YORUM | TARIK TOROS
Öfkeliyim.
Çok öfkeliyim.
Katille, tecavüzcüyle, uyuşturucu satıcısıyla mücadele yöntemi bellidir.
Suçun psikolojik ortamını ortadan kaldırır, etkin bir savaş götürürsünüz.
Yakalar adalete teslim eder takipçisi olursunuz.
Yakayı ele veren bir daha cüret edemez.
Yapılan işlemi gören başına gelecekleri bilir, ona göre kendine çekidüzen verir.
***
Karşınızda devlet varsa:
-Ortamı hazırlıyor,
-Azmettiricilik rolü üstleniyor,
-Elemanları yetiştirip besliyor, sahaya salıyor, ekipman temin ediyor,
-İşlenen ve işlenecek suçların önünü açıyor,
-Sonrasında polisi ve yargısıyla olayı örtbas ediyor,
-Tetikçinin sırtını sıvazlıyor, yenilerine yol veriyorsa…

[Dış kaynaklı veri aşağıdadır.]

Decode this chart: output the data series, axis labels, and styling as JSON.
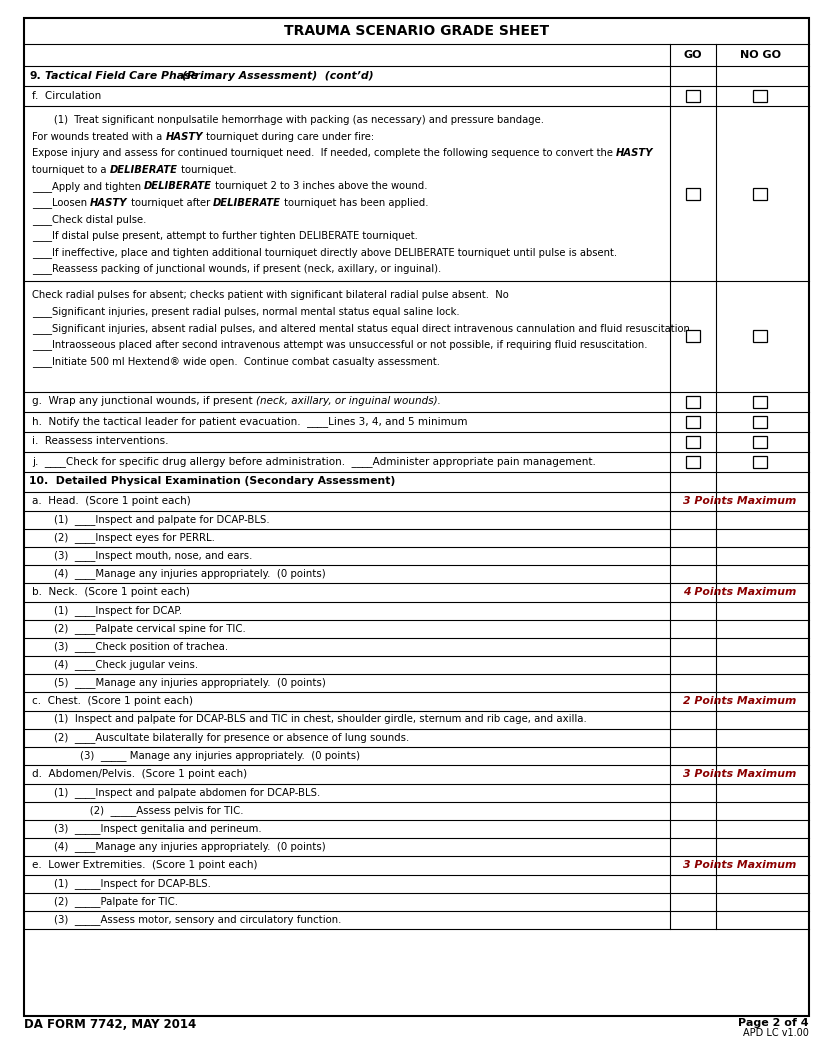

İşiniz, işimiz çok zordur.
***
Haydut devlet, katil devlet, terör devleti, narko devlet, vs.
Hangi tanımı uygun buluyorsanız, alın kullanın.
Sonucu değiştiriyor mu?
Asıl ona bakılmalı.
***
Tüm dünya seyrederken…
Büyük fütursuzluk ve özgüvenle, cinayetlerin üzerine yeni cinayetler ekleniyorsa…
“Kazanacağız, mutlaka kazanacağız” bir slogan olarak kalır.
Karşınızda devlet var ve “ulusal/uluslararası” tüm gücüyle bastırıyor.
Umutsuzluk pompalamak istemem.
Manzara şu:
Gangster, silahını çekmiş alnınıza dayamıyor.
“Tak tak tak” saydırıyor, delik deşik ediyor.
***
Deniz Poyraz, 38 yaşında genç bir kadındı.
Mardin’den göçmüşler İzmir’e.
Anne Fehime Poyraz, 9 çocuğundan 3’ü cezaevinde:
-Eşim, ailem, amcalarım, akrabalarım ve herkes, devletten 30 senedir işkence görüyor.
1994’te evleri basılmış, 6 aylık oğlu Fehmi’nin burnu kırılmış:
-Polis, “O yılanın yavrusudur, büyüdü mü o da bizi sokacak” diyerek, çocuğumu hastaneye götürmedi.
27 sene sonra, kızı Deniz bu kadar şanslı değildi:
-Gidip, kara gözlümü gördüm. Başından, göğsünden vurmuşlar. Kanlar içindeki kızımın alnından öptüm.
Ailenin 40 yılı… Göç, işkence, tutuklama ve ölümle iç içe:
-Deniz Gezmiş’in ismini koymuştum. Deniz gitti, bin Deniz gelecek.
***
Katil ya da katiller…
17 Haziran perşembe sabahı,
HDP İzmir örgütüne,
Saat 10.30 ile 11.25 arasında girip…
50-55 dakika süren planlı ve organize bir saldırı ile…
Binadaki tek görevli olan Deniz Poyraz’ı işkence ederek katletti veya katlettiler.
Bacaklarındaki kurşunlar ve darp izleri bunu gösteriyor.
Polis+Valilik+Yargı+Medya ne yaptı?
Olayı bir “çatışma”ya indirgedi.
Yakalanan (veya teslim olan) bir kişinin anlatımını esas alarak dosyayı bağladı:
“Milliyetçi duygularla işlenmiş tepkisel bir eylem, bağlantısız!”
Yersen.
***
Tezer Özlü’nün bir sözü var:
-Bu ülke bizim değil, bizi öldürmek isteyenlerin ülkesi.
***
Sedat Peker, parçası olduğunu dile getirdiği Suriye’ye silah sevkiyatına SADAT’ın da dahil olduğunu söyleyince…
SADAT, “işin içinde biz yoktuk” demeye çalışırken “Suriye’deki terörist gruplara silah satışını” deşifre etmişti.
Aynı SADAT, Deniz Poyraz’ın katilinin SADAT’çı olduğu iddiası üzerine yaptığı açıklamada yine kendini ele verdi: “Kiralık bir katil terörist.”
Kiralık katil olduğunu nereden biliyorsun..?
***
Vuruşarak gidecekler, kan dökülecek… derken ezbere söylemiyoruz.
Karşınızda katiller sürüsü var, her yeri tutmuş haldeler.
Ölüm-kalım savaşı veriyorlar.
Başlıktaki soruya cevap vereyim:
Devlet bunlardan temizlenmeden sevmenin imkânı yok.